# Egg thingies



## Raine (Feb 24, 2005)

Egg thingies

Ingredients 

For each egg: 

1 Tbsp. or so of olive oil 
1 green onion, diced 
1 Tbsp. diced red bell pepper 
1 medium mushroom, diced 
2 garlic cloves, minced 
2 strips of pickled nopalitos, diced 
1/8 tsp. Italian seasoning 
salt and fresh ground black pepper to taste 
1/4 cup diced ham 
1/2 piece of pre-sliced Swiss cheese 
Korean medium hot sauce, to taste 
corn tortilla 
cilantro, chopped, to taste 

Method 

Heat olive oil in a skillet. Sauté green onion, bell pepper, mushroom, garlic, nopalitos, Italian seasoning, salt, and black pepper until onions and bell pepper start to get tender. Add diced ham. Continue sautéing until ham is cooked. 

Beat egg. Bunch up the sautéed veggies and ham in the corner of the skillet. Pour beaten egg over them and form an omelet. As the omelet sets up, place the piece of cheese on top and fold the omelet over it. 

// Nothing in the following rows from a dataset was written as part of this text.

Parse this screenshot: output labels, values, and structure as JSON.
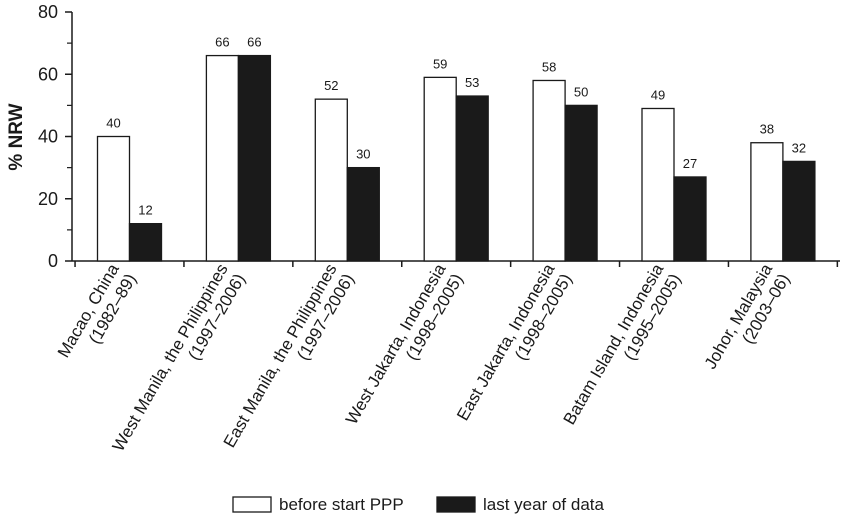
{
  "chart_data": {
    "type": "bar",
    "title": "",
    "xlabel": "",
    "ylabel": "% NRW",
    "ylim": [
      0,
      80
    ],
    "yticks": [
      0,
      20,
      40,
      60,
      80
    ],
    "grid": false,
    "legend_position": "bottom-center",
    "categories": [
      [
        "Macao, China",
        "(1982–89)"
      ],
      [
        "West Manila, the Philippines",
        "(1997–2006)"
      ],
      [
        "East Manila, the Philippines",
        "(1997–2006)"
      ],
      [
        "West Jakarta, Indonesia",
        "(1998–2005)"
      ],
      [
        "East Jakarta, Indonesia",
        "(1998–2005)"
      ],
      [
        "Batam Island, Indonesia",
        "(1995–2005)"
      ],
      [
        "Johor, Malaysia",
        "(2003–06)"
      ]
    ],
    "series": [
      {
        "name": "before start PPP",
        "color": "#ffffff",
        "values": [
          40,
          66,
          52,
          59,
          58,
          49,
          38
        ]
      },
      {
        "name": "last year of data",
        "color": "#1a1a1a",
        "values": [
          12,
          66,
          30,
          53,
          50,
          27,
          32
        ]
      }
    ]
  }
}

The problem here is that the egg on the bottom now wants to burn before the egg in the middle cooks and the cheese melts. Before it begins to burn, I put a corn tortilla on a microwave safe plate, take the omelet out of the skillet, place it on the tortilla, place the plate in the microwave, and nuke it on high for 30 seconds. 

Take it out, put some Korean medium hot sauce and fresh chopped cilantro on the omelet, and roll up the tortilla.


----------